私が変わらなければ、物事は変わらない。知っているが、私には満足だった。
彼が居て、私が居て、其れがあれば良い。充分に愛を感じる。其れだけで良い。刺激の無い生活でも、彼の愛があれば私は何も望まなかった。
珍しく七時を回っても彼は帰って来なかった。一体如何したのだろうと心配し、テーブルに並ぶ食器を睨んだ。一人では到底食事をする気になれず、作った料理を捨てた。
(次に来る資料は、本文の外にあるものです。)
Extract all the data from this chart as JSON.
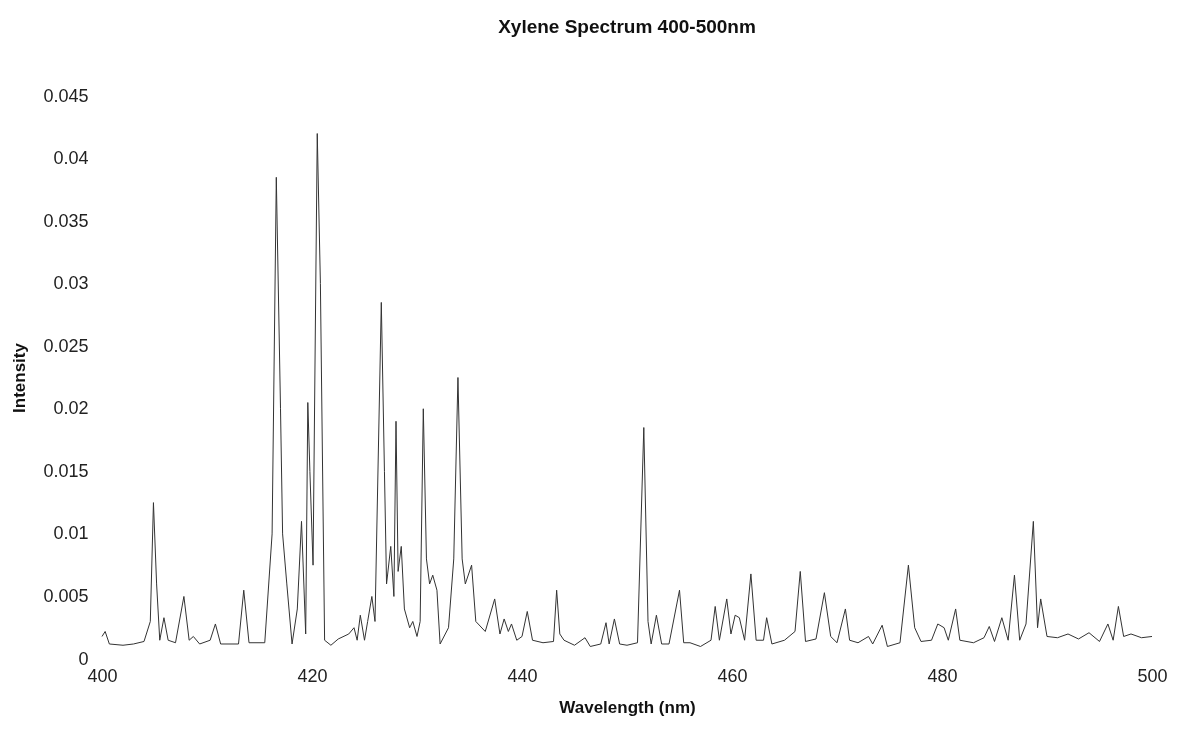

九時になっても彼は帰宅せず、本気で心配になってきた。此の二ヶ月間、彼が一度も七時過ぎに帰って来た事は無いのだ。探しに行こうかとも思ったが、もし入れ違いになり、彼が心配したれ、私は其れの方が嫌だ。私は未だ一度も、夜道を歩いた事が無い。
だから、目下で見る月の明かりが、どんなに美しいかを、私は知らない。大きさも知らない。月に模様がある等、私は知らなかった。教えてくれたのは、全て彼だった。
月の美しさも、愛の美しさも、人間の面白さも、独逸語も、全て、全て彼が教えてくれた。
なのに、私は彼に何も教える事が出来ない。
寝顔さえ、私は彼に教える事が出来ないのだ。
不満だあるのは、其処だけだった。
十時を回り、規則正しい私の身体は、時計の針が十時を過ぎたのを見ると、勝手に閉じた。彼と同じ様に、テーブルに突っ伏して。